Few of your duties will seem more straightforward and, upon deeper inspection, be more confusing than the interplay between the lawyer’s duty of confidentiality and the attorney-client privilege. Indeed, when it comes to your day-to-day work as an attorney, there is a substantial amount of overlap between confidentiality and privilege, but they are different. The best way to think about the difference between the two is to remember that confidentiality is an ethical duty you, as the lawyer, owe your client, and you can be disciplined for violating it. The attorney-client privilege, on the other hand, is governed by an evidentiary rule protecting your communications with your client from disclosure during litigation or another proceeding. It is owned by the client, can be waived by the client, and if waived, can negatively affect your client in that proceeding or others.
To better understand what’s required of you as a lawyer, let’s start by looking closer at the duty of confidentiality, which is governed by your state bar’s rules of professional conduct. For our purposes, we’ll look at the ABA Model Rule 1.6, which states:
A lawyer shall not reveal information relating to the representation of a client unless the client gives informed consent, the disclosure is impliedly authorized in order to carry out the representation or the disclosure is permitted by paragraph (b).
The rule prohibits a lawyer from sharing any information learned about their client–whether learned directly from the client or not–that is related to the representation without permission from the client. This is a broad duty. However, paragraph (b) of the rule lays out a number of instances where disclosure is permitted without a client’s consent, including preventing death or substantial bodily harm, preventing the client from committing a crime or fraud that will injure another, preventing or mitigating harm that may result from a crime committed by the client, compliance with other law or a court order, securing legal advice about compliance with the rule, establishing claims and defenses in the event of a dispute between the lawyer and the client, or resolving potential conflicts of interest for the lawyer. Given these numerous exceptions, a lawyer must pay close attention to the particular facts of their situation when determining whether disclosure is permitted.
Clients, as well as lawyers, often conflate the confidential sharing of information with the attorney-client privilege. They may think that because a fact is shared with a lawyer, it is protected from any and all disclosure. This is fundamentally false. You, as an attorney, can’t share what you’ve learned about your client in the scope of the representation, but if the information is otherwise validly requested—through a discovery request, for example—those underlying facts must be disclosed unless covered by a privilege.
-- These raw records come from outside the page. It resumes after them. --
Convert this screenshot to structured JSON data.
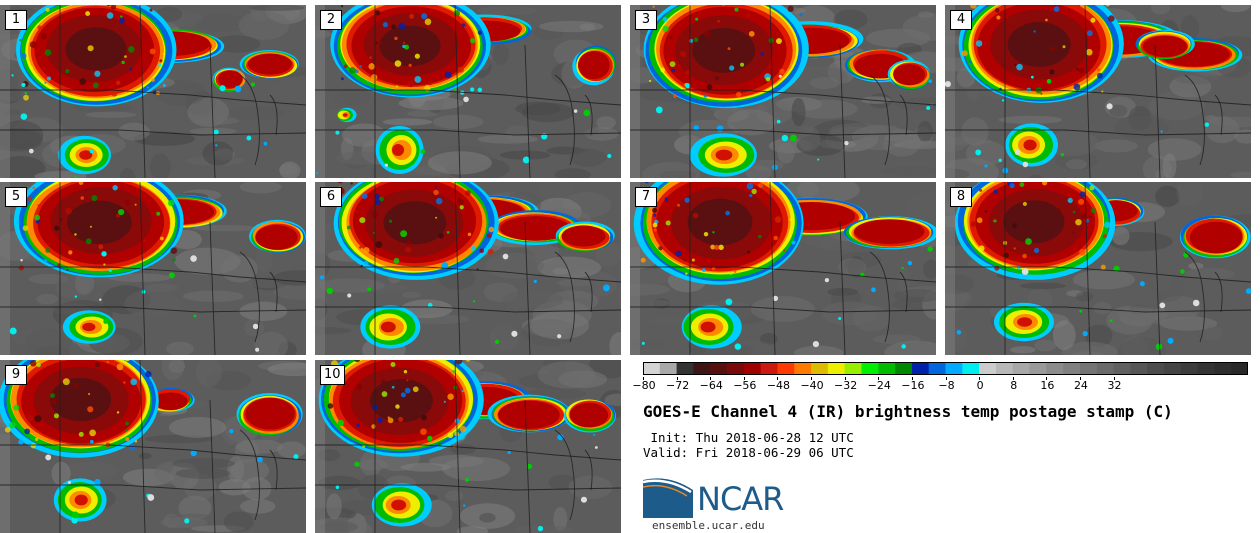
{
  "panels": [
    {
      "label": "1"
    },
    {
      "label": "2"
    },
    {
      "label": "3"
    },
    {
      "label": "4"
    },
    {
      "label": "5"
    },
    {
      "label": "6"
    },
    {
      "label": "7"
    },
    {
      "label": "8"
    },
    {
      "label": "9"
    },
    {
      "label": "10"
    }
  ],
  "colorbar": {
    "ticks": [
      "−80",
      "−72",
      "−64",
      "−56",
      "−48",
      "−40",
      "−32",
      "−24",
      "−16",
      "−8",
      "0",
      "8",
      "16",
      "24",
      "32"
    ],
    "colors": [
      "#d4d4d4",
      "#a9a9a9",
      "#333333",
      "#3d1515",
      "#5a0f0f",
      "#7a0a0a",
      "#a00000",
      "#cc1a10",
      "#ff3a00",
      "#ff7a00",
      "#ddbb00",
      "#eeee00",
      "#99ee00",
      "#00ee00",
      "#00bb00",
      "#008800",
      "#0022aa",
      "#0066dd",
      "#00aaff",
      "#00eeee",
      "#cccccc",
      "#b8b8b8",
      "#a8a8a8",
      "#9a9a9a",
      "#8c8c8c",
      "#808080",
      "#747474",
      "#6a6a6a",
      "#606060",
      "#565656",
      "#4c4c4c",
      "#444444",
      "#3c3c3c",
      "#343434",
      "#2e2e2e",
      "#282828"
    ]
  },
  "title": "GOES-E Channel 4 (IR) brightness temp postage stamp (C)",
  "init": " Init: Thu 2018-06-28 12 UTC",
  "valid": "Valid: Fri 2018-06-29 06 UTC",
  "logo": {
    "text": "NCAR",
    "site": "ensemble.ucar.edu",
    "color": "#1d5b8a"
  }
}
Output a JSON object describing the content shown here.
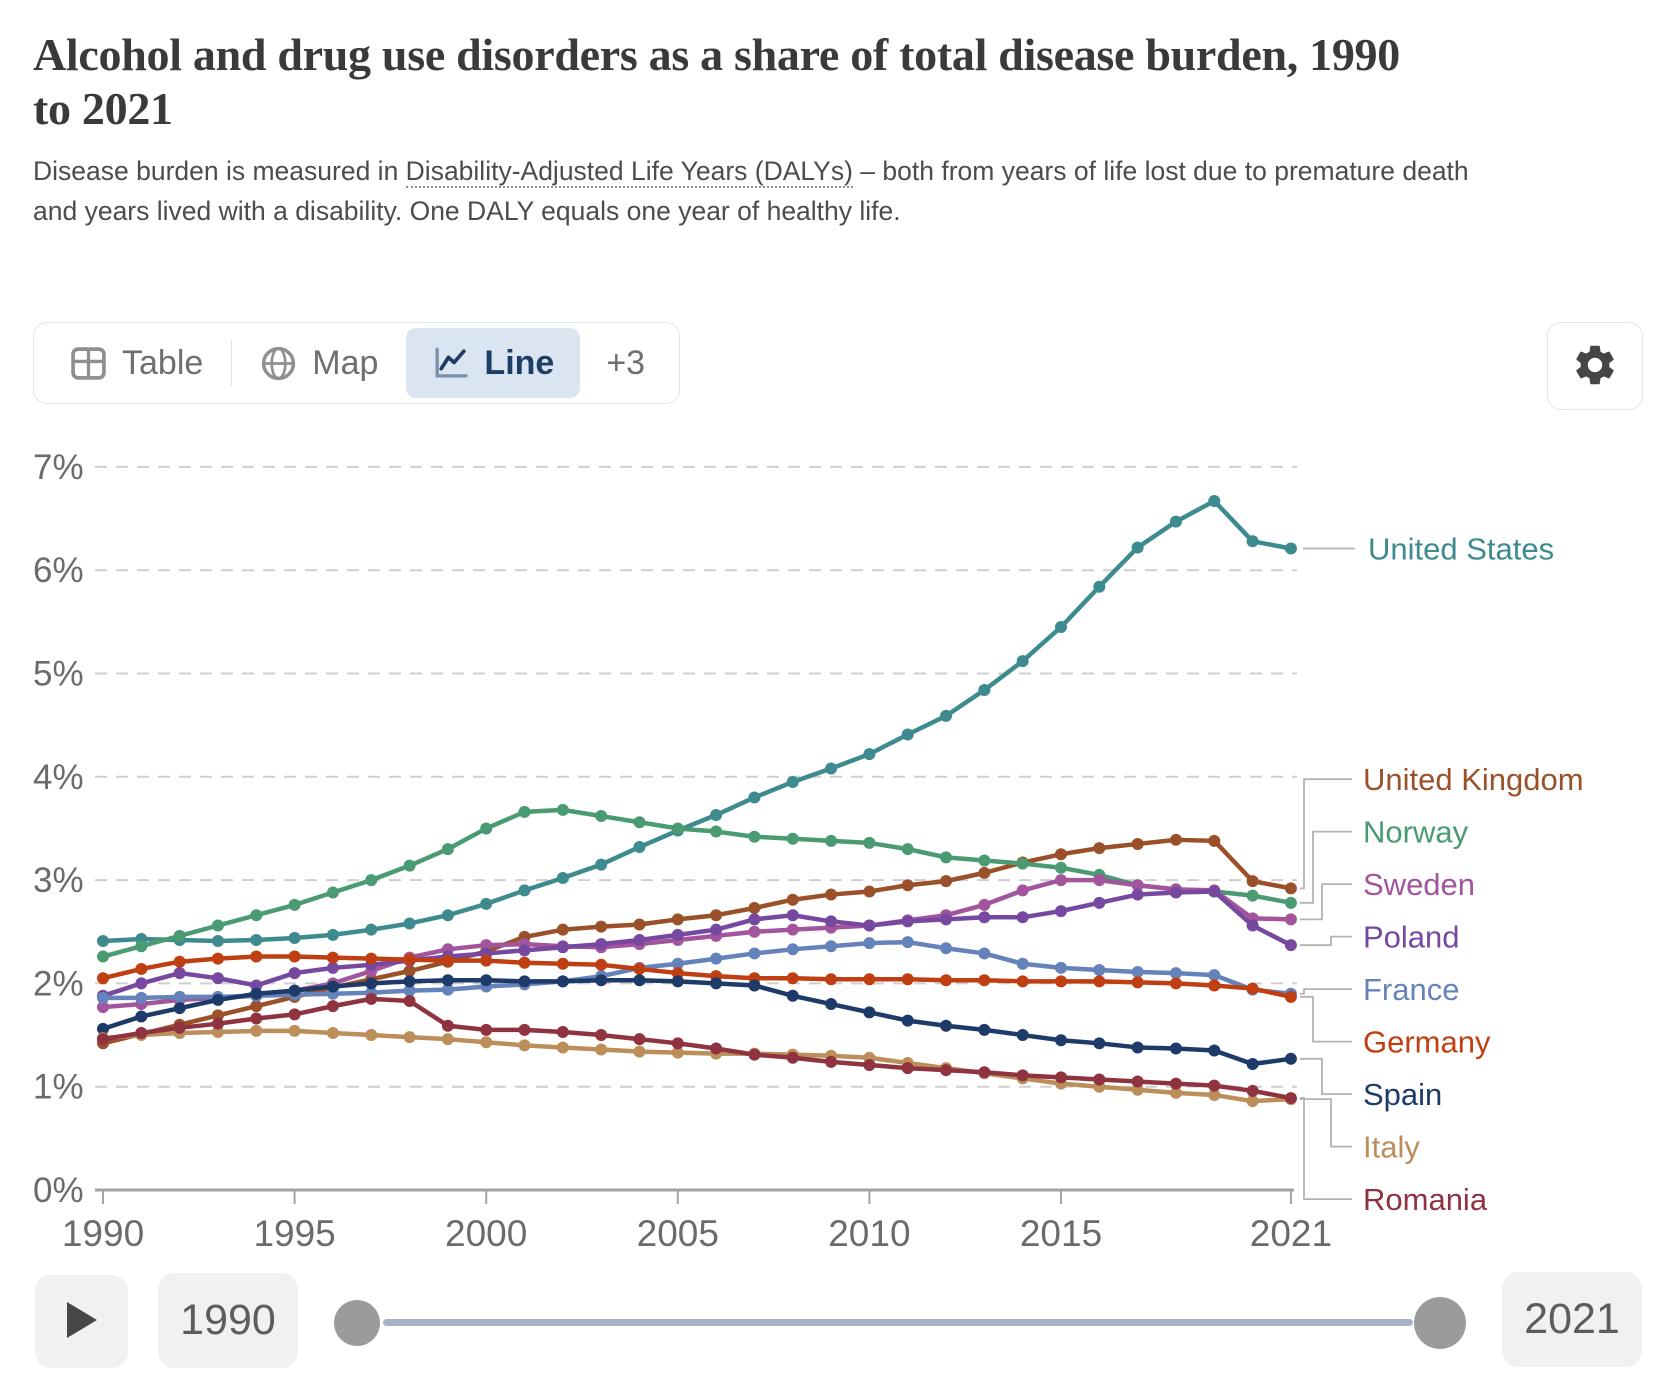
{
  "header": {
    "title": "Alcohol and drug use disorders as a share of total disease burden, 1990 to 2021",
    "subtitle_pre": "Disease burden is measured in ",
    "subtitle_link": "Disability-Adjusted Life Years (DALYs)",
    "subtitle_post": " – both from years of life lost due to premature death and years lived with a disability. One DALY equals one year of healthy life."
  },
  "toolbar": {
    "tabs": [
      {
        "label": "Table",
        "icon": "table-icon",
        "active": false
      },
      {
        "label": "Map",
        "icon": "globe-icon",
        "active": false
      },
      {
        "label": "Line",
        "icon": "line-chart-icon",
        "active": true
      }
    ],
    "more_label": "+3",
    "settings_icon": "gear-icon"
  },
  "timeline": {
    "start_label": "1990",
    "end_label": "2021",
    "play_icon": "play-icon"
  },
  "chart_data": {
    "type": "line",
    "title": "Alcohol and drug use disorders as a share of total disease burden, 1990 to 2021",
    "xlabel": "",
    "ylabel": "",
    "unit": "%",
    "ylim": [
      0,
      7
    ],
    "yticks": [
      "0%",
      "1%",
      "2%",
      "3%",
      "4%",
      "5%",
      "6%",
      "7%"
    ],
    "xticks": [
      1990,
      1995,
      2000,
      2005,
      2010,
      2015,
      2021
    ],
    "grid": "dashed",
    "legend_position": "right-of-lines",
    "x": [
      1990,
      1991,
      1992,
      1993,
      1994,
      1995,
      1996,
      1997,
      1998,
      1999,
      2000,
      2001,
      2002,
      2003,
      2004,
      2005,
      2006,
      2007,
      2008,
      2009,
      2010,
      2011,
      2012,
      2013,
      2014,
      2015,
      2016,
      2017,
      2018,
      2019,
      2020,
      2021
    ],
    "series": [
      {
        "name": "United States",
        "color": "#3d8b8e",
        "values": [
          2.41,
          2.43,
          2.42,
          2.41,
          2.42,
          2.44,
          2.47,
          2.52,
          2.58,
          2.66,
          2.77,
          2.9,
          3.02,
          3.15,
          3.32,
          3.48,
          3.63,
          3.8,
          3.95,
          4.08,
          4.22,
          4.41,
          4.59,
          4.84,
          5.12,
          5.45,
          5.84,
          6.22,
          6.47,
          6.67,
          6.28,
          6.21
        ]
      },
      {
        "name": "United Kingdom",
        "color": "#9a5129",
        "values": [
          1.42,
          1.51,
          1.6,
          1.69,
          1.78,
          1.87,
          1.96,
          2.04,
          2.12,
          2.21,
          2.31,
          2.45,
          2.52,
          2.55,
          2.57,
          2.62,
          2.66,
          2.73,
          2.81,
          2.86,
          2.89,
          2.95,
          2.99,
          3.07,
          3.17,
          3.25,
          3.31,
          3.35,
          3.39,
          3.38,
          2.99,
          2.92
        ]
      },
      {
        "name": "Norway",
        "color": "#4a9b72",
        "values": [
          2.26,
          2.36,
          2.46,
          2.56,
          2.66,
          2.76,
          2.88,
          3.0,
          3.14,
          3.3,
          3.5,
          3.66,
          3.68,
          3.62,
          3.56,
          3.5,
          3.47,
          3.42,
          3.4,
          3.38,
          3.36,
          3.3,
          3.22,
          3.19,
          3.16,
          3.12,
          3.05,
          2.95,
          2.91,
          2.89,
          2.85,
          2.78
        ]
      },
      {
        "name": "Sweden",
        "color": "#a2559c",
        "values": [
          1.77,
          1.8,
          1.84,
          1.86,
          1.88,
          1.93,
          2.0,
          2.12,
          2.25,
          2.33,
          2.37,
          2.38,
          2.36,
          2.35,
          2.38,
          2.42,
          2.46,
          2.5,
          2.52,
          2.54,
          2.56,
          2.61,
          2.66,
          2.76,
          2.9,
          3.0,
          3.0,
          2.95,
          2.91,
          2.9,
          2.63,
          2.62
        ]
      },
      {
        "name": "Poland",
        "color": "#7648a0",
        "values": [
          1.88,
          2.0,
          2.1,
          2.05,
          1.98,
          2.1,
          2.15,
          2.18,
          2.22,
          2.26,
          2.29,
          2.32,
          2.35,
          2.38,
          2.42,
          2.47,
          2.52,
          2.62,
          2.66,
          2.6,
          2.56,
          2.6,
          2.62,
          2.64,
          2.64,
          2.7,
          2.78,
          2.86,
          2.88,
          2.89,
          2.56,
          2.37
        ]
      },
      {
        "name": "France",
        "color": "#6583bb",
        "values": [
          1.86,
          1.86,
          1.87,
          1.87,
          1.88,
          1.89,
          1.9,
          1.91,
          1.93,
          1.94,
          1.97,
          1.99,
          2.02,
          2.07,
          2.15,
          2.19,
          2.24,
          2.29,
          2.33,
          2.36,
          2.39,
          2.4,
          2.34,
          2.29,
          2.19,
          2.15,
          2.13,
          2.11,
          2.1,
          2.08,
          1.94,
          1.9
        ]
      },
      {
        "name": "Germany",
        "color": "#bf3f12",
        "values": [
          2.05,
          2.14,
          2.21,
          2.24,
          2.26,
          2.26,
          2.25,
          2.24,
          2.23,
          2.22,
          2.22,
          2.2,
          2.19,
          2.18,
          2.14,
          2.1,
          2.07,
          2.05,
          2.05,
          2.04,
          2.04,
          2.04,
          2.03,
          2.03,
          2.02,
          2.02,
          2.02,
          2.01,
          2.0,
          1.98,
          1.95,
          1.87
        ]
      },
      {
        "name": "Spain",
        "color": "#1e3a68",
        "values": [
          1.56,
          1.68,
          1.76,
          1.84,
          1.9,
          1.93,
          1.97,
          2.0,
          2.02,
          2.03,
          2.03,
          2.02,
          2.02,
          2.03,
          2.03,
          2.02,
          2.0,
          1.98,
          1.88,
          1.8,
          1.72,
          1.64,
          1.59,
          1.55,
          1.5,
          1.45,
          1.42,
          1.38,
          1.37,
          1.35,
          1.22,
          1.27
        ]
      },
      {
        "name": "Italy",
        "color": "#bc8e5a",
        "values": [
          1.47,
          1.5,
          1.52,
          1.53,
          1.54,
          1.54,
          1.52,
          1.5,
          1.48,
          1.46,
          1.43,
          1.4,
          1.38,
          1.36,
          1.34,
          1.33,
          1.32,
          1.32,
          1.31,
          1.3,
          1.28,
          1.23,
          1.18,
          1.13,
          1.08,
          1.03,
          1.0,
          0.97,
          0.94,
          0.92,
          0.86,
          0.88
        ]
      },
      {
        "name": "Romania",
        "color": "#903340",
        "values": [
          1.46,
          1.52,
          1.57,
          1.61,
          1.66,
          1.7,
          1.78,
          1.85,
          1.83,
          1.59,
          1.55,
          1.55,
          1.53,
          1.5,
          1.46,
          1.42,
          1.37,
          1.31,
          1.28,
          1.24,
          1.21,
          1.18,
          1.16,
          1.14,
          1.11,
          1.09,
          1.07,
          1.05,
          1.03,
          1.01,
          0.96,
          0.89
        ]
      }
    ]
  }
}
While the nitty-gritty details and application of the attorney-client privilege vary from state to state (and even court to court), generally, the privilege requires (1) a confidential communication; (2) between a lawyer and their client; (3) made for the purpose of seeking, obtaining, or providing legal advice.
As you likely noted, confidentiality is the first requirement for privilege to apply. Thus, the two go hand-in-hand—without confidentiality, there can be no privilege. But it isn’t just the lawyer’s ability to keep information confidential that matters here—the client themselves must also keep the communication confidential. The more that information and advice is disseminated, the less likely it is to be protected.
And, if it isn’t protected, you face the possibility of subject matter waiver: not just the exposed communication, but every protected communication on the same subject matter will be deemed subject to discovery. Thus, beyond your ethical duty, this very serious consequence is an important reason for keeping your legal advice and the related communications confidential.
Additionally, not just any communication between a lawyer and their client is protected. The primary purpose of the communication must be legal advice. This becomes especially tricky for in-house counsel, who often wear two hats, advising on both business matters and legal issues. In-house counsel’s business advice is not protected by the privilege (although, of course, in-house counsel are required to keep such advice confidential).
Finally, while the communication itself is protected, the facts underlying the communication are not. The client can be asked to testify as to those facts, or share other, non-privileged documents containing those facts. The fact that this information was transmitted to an attorney for the purpose of legal advice, however, would be covered by privilege.
Work Product Doctrine
One final note: the other “privilege” that will pop up early and often in your legal career is the work-product doctrine. The work-product doctrine protects material created by or for an attorney for the purposes of litigation. This can include, for example, data that you ask your client to pull for you for the purposes of advancing your defense in litigation. Importantly, this is a doctrine, not a privilege—it can be overcome by a showing of substantial need from the opposing side. Thus, the best advice here is to tread carefully: don’t avoid creation of materials because of the potential of disclosure, but be aware that this risk is always present.
There are numerous other nuances to the attorney-client privilege that you will encounter throughout your legal career. But as comment 2 to Model Rule 1.6 notes, “trust that is the hallmark of the client-lawyer relationship.” It is this trust that is the reason for the existence of both the duty of confidentiality and the attorney-client privilege, for without such trust, the open sharing of information that allows the attorney to do their job would be absent. Maintaining your client’s confidentiality is the best practice to protect both your client and your own ethical obligations.